WINNER OF THE EBRD LITERATURE PRIZE 2023
"The Lake is a bewitching, beguiling, terrifying and shocking portal into a world gone wrong, a realm in which tenderness and courage come up against brutality and indifference, in which fellow-feeling and communality are undercut by self-interest and folly – and in which small gestures nonetheless keep the flame of hope alive. It is utterly propulsive, immersive and unique, and deserves to become a European classic, to be read by many generations to come." – Toby Lichtig, EBRD Literature Prize judge
Translated by Alex Zucker
A fishing village at the end of the world. A lake that is drying up and, ominously, pushing out its banks. The men have vodka, the women troubles, the children eczema to scratch at. Born into this unforgiving environment, Nami, a young boy, embarks on a journey with nothing but a bundle of nerves, a coat that was once his grandfather’s and the vague idea of searching for his mother, who disappeared from his life at a young age. To uncover the greatest mystery of his life, he must sail across and walk around the lake and finally dive to its bottom.

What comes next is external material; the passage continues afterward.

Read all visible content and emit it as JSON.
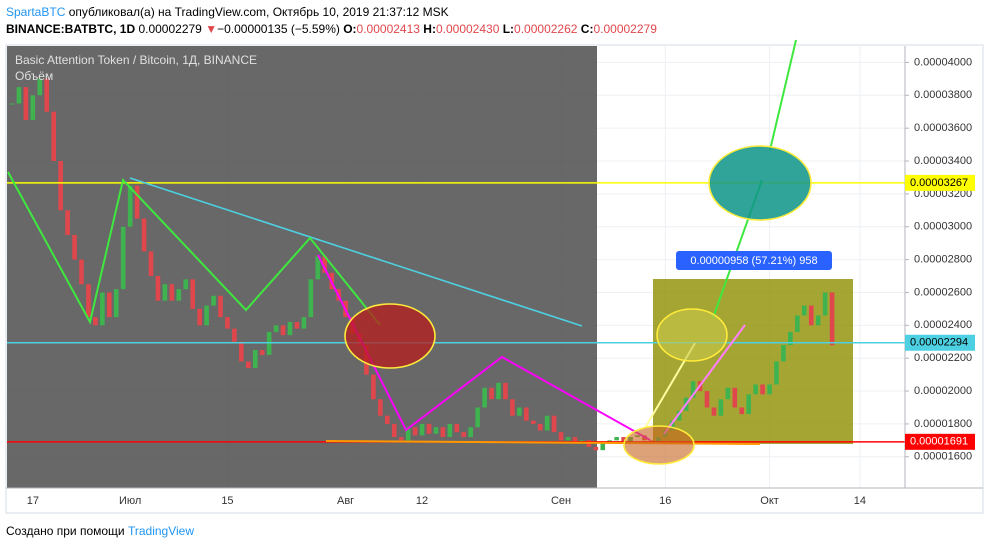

The Lake is a raw account of life in a devastated land and the harsh, primitive circumstances under which people fight to survive.
A dystopian page-turner about the coming of age of a young hero, which won the 2017 EU Prize for Literature.
Awarded with the Magnesia Litera Prize as Best Book of 2016.
"The Lake feels less like it takes place in a post-USSR past than it does a post-apocalyptic future of complete climate collapse. Nami’s country might be fiction, but its implications are terrifyingly real." Wales Arts Review
‘[T]he fresh water of Czech literature.’ – Hospodářské Noviny
‘[O]ne of the most remarkable books of the last years.' – Mladá Fronta dnes
‘A criticism of the Soviet Union, of extinction, of the modern world. Written in such a colourful way that one at times seems the stand in front of Andrej Tarkovsky’s camera.’ – Krájské Listy
'Bellová’s gripping depiction of life under forced occupation shows how despite the utter bleakness of their reality, people like Nami can still find ways to keep on going, as did many under communism and so many do now under other oppression. In the face of evil, there is nothing more radical than preserving one's humanity.' – Anna West, APOFENIE
BIANCA BELLOVÁ (b. 1970) is a Czech translator, interpreter and writer with Bulgarian roots. Her novel Mrtvý muž (Dead Man, 2011) received widespread critical acclaim and has been translated into German. Her latest novel, Jezero (The Lake, 2016), won the EU Prize for Literature and will be published in more than ten languages.
ALEX ZUCKER is a translator from Czech whose translations include novels by J. R. Pick, Petra Hůlová, Jáchym Topol, Magdaléna Platzová, Tomáš Zmeškal, Josef Jedlička, Heda Margolius Kovály, Patrik Ouředník, and Miloslava Holubová. He has also translated stories, plays, subtitles, young adult and children’s books, song lyrics, reportages, essays, poems, and an opera.